Aude Pariset, “Promession®: Young Adult Maze, Deciphering Level” (2018). Vue de l’exposition “Futur, ancien, fugitif”, Palais de Tokyo (16.10.19 – 05.01.20). Courtesy de l’artiste & Sandy Brown (Berlin). Crédit photo : Aurélien Mole

Aude Pariset

 

Face à l’immensité de la grande salle du 1er étage, le décor installé par Aude Pariset dénote : trois lits pour enfants, superposé, à barreaux ou à baldaquin composent une installation qui ravive le souvenir de la jeunesse. D’apparence dépourvus de corps et de vie, c’est en s’en approchant que l’on y découvre en fait un écosystème repoussant : à l’intérieur de ces couchages sous verre grouillent des vers qui dévorent peu à peu le matelas. Issue des Beaux-arts de Paris, Aude Pariset a commencé par la photographie pour mettre en scène les transformations de l’image sous l’influence du temps. Dans cette nouvelle installation évolutive, théâtre évident de la biodégradabilité contemporaine, c’est désormais à travers la mousse des lits que l’artiste laisse symboliquement le passé se faire grignoter.

Jonas Delaborde et Hendrik Hegray, “NK 12 EGIPAN” (2019). Vue de l’exposition “Futur, ancien, fugitif”, Palais de Tokyo (16.10.19 – 05.01.20). Courtesy des artistes & Galerie Valeria Cetraro (Hendrik Hegray). Crédit photo : Aurélien Mole

Hendrik Hegray et Jonas Delaborde

 

Dans un coin du sous-sol se cache aussi un cabinet sonore aux airs de chambre noire, tapissé de photographies rouges. On y découvre des auges en métal remplies d’eau et de piles de livrets : il s’agit là de NK 12 EGIPAN, le fanzine de Hendrik Hegray et Jonas Delaborde.
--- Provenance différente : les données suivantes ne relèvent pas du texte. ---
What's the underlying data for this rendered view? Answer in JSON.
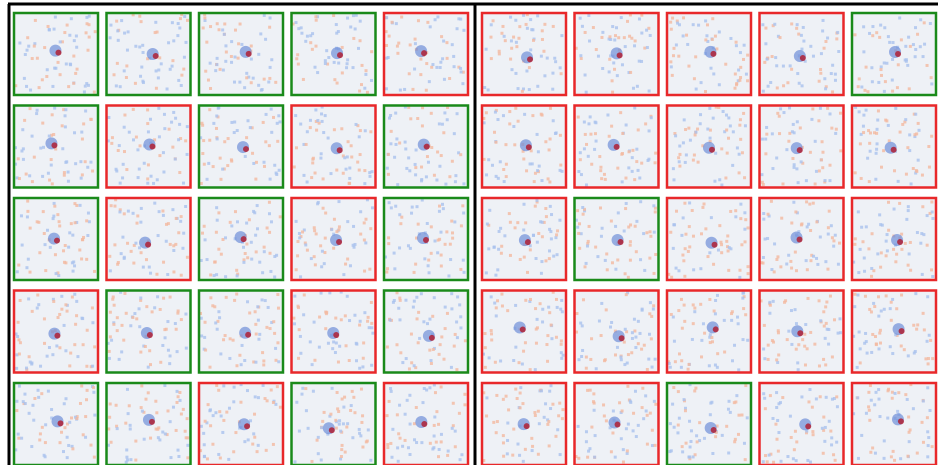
{
  "panels": [
    {
      "tiles": [
        [
          "#1a8a1a",
          "#1a8a1a",
          "#1a8a1a",
          "#1a8a1a",
          "#e8282a"
        ],
        [
          "#1a8a1a",
          "#e8282a",
          "#1a8a1a",
          "#e8282a",
          "#1a8a1a"
        ],
        [
          "#1a8a1a",
          "#e8282a",
          "#1a8a1a",
          "#e8282a",
          "#1a8a1a"
        ],
        [
          "#e8282a",
          "#1a8a1a",
          "#1a8a1a",
          "#e8282a",
          "#1a8a1a"
        ],
        [
          "#1a8a1a",
          "#1a8a1a",
          "#e8282a",
          "#1a8a1a",
          "#e8282a"
        ]
      ]
    },
    {
      "tiles": [
        [
          "#e8282a",
          "#e8282a",
          "#e8282a",
          "#e8282a",
          "#1a8a1a"
        ],
        [
          "#e8282a",
          "#e8282a",
          "#e8282a",
          "#e8282a",
          "#e8282a"
        ],
        [
          "#e8282a",
          "#1a8a1a",
          "#e8282a",
          "#e8282a",
          "#e8282a"
        ],
        [
          "#e8282a",
          "#e8282a",
          "#e8282a",
          "#e8282a",
          "#e8282a"
        ],
        [
          "#e8282a",
          "#e8282a",
          "#1a8a1a",
          "#e8282a",
          "#e8282a"
        ]
      ]
    }
  ]
}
Alors que le premier est artiste multidisciplinaire, investissant autant les territoires de l’édition, de la peinture et de la musique, le second est notamment connu pour ses illustrations de paysages psychédéliques au feutre. Depuis 2006, les deux travaillent ensemble sur la publication Nazi Knife compilant des collages, dessins et photographies imprégnés par les cultures underground. Au Palais de Tokyo, le tandem met à disposition des exemplaires de son nouveau numéro, et habillera au fur et à mesure les murs de l’exposition par des images imprimées à la photocopieuse.

Carlotta Bailly-Borg, “A Liquid Company” (2019). Vue de l’exposition “Futur, ancien, fugitif”, Palais de Tokyo (16.10.19 – 05.01.20). Courtesy de l’artiste. Crédit photo : Aurélien Mole

Carlotta Bailly-Borg

 

Sur des paravents de verre disposés dans l’espace lumineux de la grande salle, des corps difformes peints à l’acrylique semblent se soumettre totalement à leurs contours. À travers ces peintures, mais aussi ses fresques, sculptures et bas-reliefs, Carlotta Bailly-Borg pose un regard transversal teinté d’archaïsme sur l’histoire de l’art, qui croise aussi bien les cultures que leurs mythologies. Cette année, l’artiste faisait partie des douze nommés à la 6e édition de la Bourse Révélations Emerige, et expose actuellement à l’espace Voltaire ses vases boursouflés en céramique où se dessinent des visages grimaçants. Selon les mots de leur auteure, les personnages qu’elle représente “sont asexués mais sexuels, à la fois hommes et femmes, et s’imbriquent dans des compositions compactes où la surface sert de limite à leur prolifération.” Le corps épouse alors le support, qui le formate en retour.

 

Futur, ancien, fugitif. Une scène française, du 16 octobre 2019 au 5 janvier 2020 au Palais de Tokyo, Paris 16e.